The German kayaker who aimed for Cyprus but landed in Australia

From Hamburg to the open sea

On 13 May 1932, under the grey skies of Hamburg, a young German kayaker named Oskar Speck left home in a folding kayak, planning to paddle all the way to Cyprus to find work in the island’s copper mines. The destination seemed impossibly far, yet his restless spirit had other ideas. Seven and a half years and more than 30,000 miles later, Speck and his kayak would wash up in Australia – where he was promptly arrested.

Arrival in Cyprus, 1934

Almost a year after leaving Hamburg, Speck reached Greece. In spring 1933, he set off from Thessaloniki, crossing the Aegean island by island until he finally reached Cyprus after a perilous solo crossing of more than 100 nautical miles from the southern Turkish coast in his folding Klepper Aerius II kayak.

He likely landed near Larnaca or Famagusta, exhausted and battered by storms. His craft was damaged, and local residents helped him make repairs and recover. According to British colonial records, authorities questioned him, suspicious of a lone German arriving by sea in a period of growing tension in the eastern Mediterranean. After several days of rest and resupply, he was permitted to continue his journey toward Syria.

Changing course

Before reaching Cyprus, Speck had crossed Yugoslavia, Greece and Asia Minor, originally hoping to find work on the island. But as he later admitted to the Australasian Post, that practical plan had long been “drowned at sea”. “Eventually, I wanted far more – to make a kayak journey that would go down in history. That’s when I first told myself: why not Australia?”

The long road east

From Cyprus, Speck continued eastward, paddling through Syria, Lebanon, Palestine, Iraq, India, Indonesia and New Guinea before finally landing in Australia in September 1939 – just days after the outbreak of the Second World War.

Along the way, he survived storms, illness, and several near-fatal accidents, but also formed friendships with locals who welcomed him ashore.

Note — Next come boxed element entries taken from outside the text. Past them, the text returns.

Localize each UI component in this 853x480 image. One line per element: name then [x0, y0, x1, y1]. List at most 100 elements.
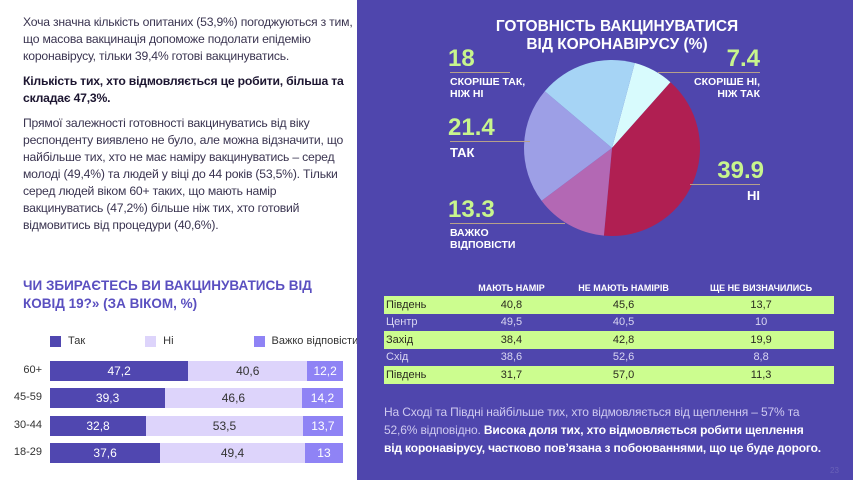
table-cell: 57,0 [558, 366, 689, 384]
bar-segment: 49,4 [160, 443, 305, 463]
table-header: МАЮТЬ НАМІР [478, 282, 545, 293]
table-cell: 38,4 [464, 331, 559, 349]
pie-value-13-3: 13.3 [448, 196, 495, 223]
table-cell: 40,8 [464, 296, 559, 314]
bar-chart-title: ЧИ ЗБИРАЄТЕСЬ ВИ ВАКЦИНУВАТИСЬ ВІД КОВІД… [23, 278, 312, 311]
pie-value-21-4: 21.4 [448, 114, 495, 141]
table-cell: 11,3 [688, 366, 834, 384]
legend-item: Так [50, 335, 85, 347]
table-cell: 40,5 [612, 316, 635, 329]
bar-segment: 13,7 [302, 416, 343, 436]
pie-label-rather-no: СКОРІШЕ НІ, НІЖ ТАК [660, 76, 760, 100]
table-row: Південь 40,8 45,6 13,7 [384, 296, 834, 314]
bar-segment: 47,2 [50, 361, 189, 381]
table-row: Південь 31,7 57,0 11,3 [384, 366, 834, 384]
table-cell: 49,5 [500, 316, 523, 329]
pie-label-rather-yes: СКОРІШЕ ТАК, НІЖ НІ [450, 76, 525, 100]
table-row: Захід 38,4 42,8 19,9 [384, 331, 834, 349]
summary-light: На Сході та Півдні найбільше тих, хто ві… [384, 405, 800, 437]
label-line: СКОРІШЕ ТАК, [450, 76, 526, 88]
bar-segment: 13 [304, 443, 343, 463]
bar-chart-legend: Так Ні Важко відповісти [50, 335, 358, 347]
label-line: СКОРІШЕ НІ, [694, 76, 760, 88]
region-table: МАЮТЬ НАМІР НЕ МАЮТЬ НАМІРІВ ЩЕ НЕ ВИЗНАЧИ… [384, 279, 834, 384]
bar-segment: 53,5 [146, 416, 303, 436]
table-cell: Південь [384, 296, 464, 314]
table-cell: 13,7 [688, 296, 834, 314]
text-column: Хоча значна кількість опитаних (53,9%) п… [23, 14, 353, 272]
bar-category-label: 18-29 [13, 446, 42, 458]
bar-segment: 14,2 [301, 388, 344, 408]
pie-value-18: 18 [448, 45, 475, 72]
leader-line [450, 223, 565, 224]
leader-line [450, 141, 530, 142]
legend-item: Ні [145, 335, 174, 347]
table-cell: Центр [386, 316, 418, 329]
table-cell: 8,8 [753, 351, 769, 364]
highlight-paragraph: Кількість тих, хто відмовляється це роби… [23, 74, 344, 105]
bar-segment: 12,2 [307, 361, 343, 381]
pie-slice [612, 62, 671, 148]
legend-item: Важко відповісти [253, 335, 359, 347]
table-cell: Схід [386, 351, 409, 364]
age-paragraph: Прямої залежності готовності вакцинувати… [23, 116, 344, 232]
table-cell: Захід [384, 331, 464, 349]
table-header: НЕ МАЮТЬ НАМІРІВ [578, 282, 669, 293]
table-cell: 52,6 [612, 351, 635, 364]
bar-segment: 37,6 [50, 443, 161, 463]
table-header: ЩЕ НЕ ВИЗНАЧИЛИСЬ [710, 282, 813, 293]
pie-chart-title: ГОТОВНІСТЬ ВАКЦИНУВАТИСЯ ВІД КОРОНАВІРУС… [447, 18, 787, 54]
table-cell: 19,9 [688, 331, 834, 349]
label-line: ВІДПОВІСТИ [450, 239, 516, 251]
legend-swatch [253, 335, 265, 347]
pie-slice [541, 148, 612, 236]
leader-line [658, 72, 760, 73]
bar-row: 60+ 47,2 40,6 12,2 [0, 361, 360, 381]
pie-value-7-4: 7.4 [726, 45, 760, 72]
table-cell: 31,7 [464, 366, 559, 384]
bar-row: 30-44 32,8 53,5 13,7 [0, 416, 360, 436]
left-panel: Хоча значна кількість опитаних (53,9%) п… [0, 0, 360, 480]
legend-swatch [145, 335, 157, 347]
label-line: НІЖ НІ [450, 88, 484, 100]
pie-title-line2: ВІД КОРОНАВІРУСУ (%) [526, 36, 708, 53]
legend-label: Ні [163, 335, 174, 347]
table-cell: Південь [384, 366, 464, 384]
table-cell: 10 [754, 316, 768, 329]
pie-slice [603, 82, 700, 236]
summary-bold: Висока доля тих, хто відмовляється робит… [384, 423, 821, 455]
leader-line [450, 72, 510, 73]
legend-swatch [50, 335, 61, 347]
bar-row: 45-59 39,3 46,6 14,2 [0, 388, 360, 408]
pie-label-hard: ВАЖКО ВІДПОВІСТИ [450, 227, 515, 251]
bar-segment: 32,8 [50, 416, 147, 436]
pie-slice [544, 60, 635, 148]
legend-label: Важко відповісти [271, 335, 359, 347]
leader-line [690, 184, 760, 185]
table-cell: 45,6 [558, 296, 689, 314]
table-header [384, 279, 464, 296]
table-cell: 42,8 [558, 331, 689, 349]
bar-category-label: 45-59 [13, 391, 42, 403]
region-summary: На Сході та Півдні найбільше тих, хто ві… [384, 403, 822, 457]
pie-title-line1: ГОТОВНІСТЬ ВАКЦИНУВАТИСЯ [495, 18, 739, 35]
pie-label-no: НІ [747, 188, 760, 203]
table-row: Центр 49,5 40,5 10 [384, 314, 834, 332]
bar-segment: 40,6 [188, 361, 308, 381]
bar-segment: 39,3 [50, 388, 166, 408]
legend-label: Так [68, 335, 86, 347]
bar-category-label: 30-44 [13, 419, 42, 431]
page-number: 23 [830, 466, 839, 475]
pie-value-39-9: 39.9 [717, 157, 764, 184]
intro-paragraph: Хоча значна кількість опитаних (53,9%) п… [23, 15, 353, 63]
bar-row: 18-29 37,6 49,4 13 [0, 443, 360, 463]
label-line: НІЖ ТАК [717, 88, 760, 100]
bar-segment: 46,6 [165, 388, 302, 408]
pie-label-yes: ТАК [450, 145, 475, 160]
table-cell: 38,6 [500, 351, 523, 364]
table-row: Схід 38,6 52,6 8,8 [384, 349, 834, 367]
pie-chart [524, 60, 700, 236]
pie-slice [524, 91, 612, 201]
bar-category-label: 60+ [23, 364, 42, 376]
label-line: ВАЖКО [450, 227, 489, 239]
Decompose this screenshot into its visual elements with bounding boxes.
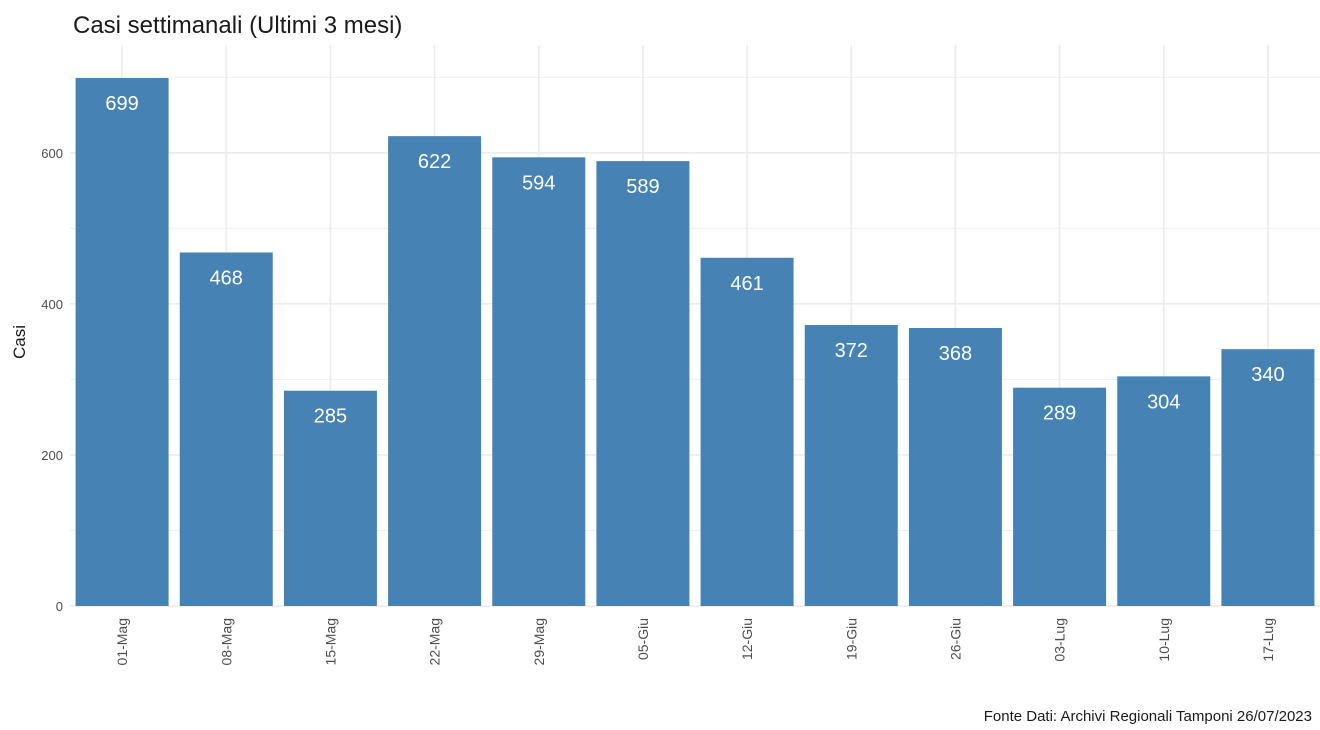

In the Pacific and around New Guinea, he was often met by Indigenous communities who greeted him in their canoes and guided him to safe harbours- moments captured in surviving photographs from his voyage.

Instead of being hailed as a hero upon arrival, he was arrested by Australian authorities as an enemy national and held in prisoner-of-war camps in New South Wales for six years. After the war, he settled permanently in Australia, working in the gemstone trade and living quietly until his death in 1995.

From a journey born of hardship and impulse, the odyssey of one German kayaker became one of the boldest and strangest chapters in twentieth-century maritime history – with Cyprus marking the moment his dream was born.

A modern tribute

In 2016, Australian adventurer Sandy Robson retraced Speck’s extraordinary route by kayak, including his stop in Cyprus, reviving the story of the man whose voyage turned into a legend.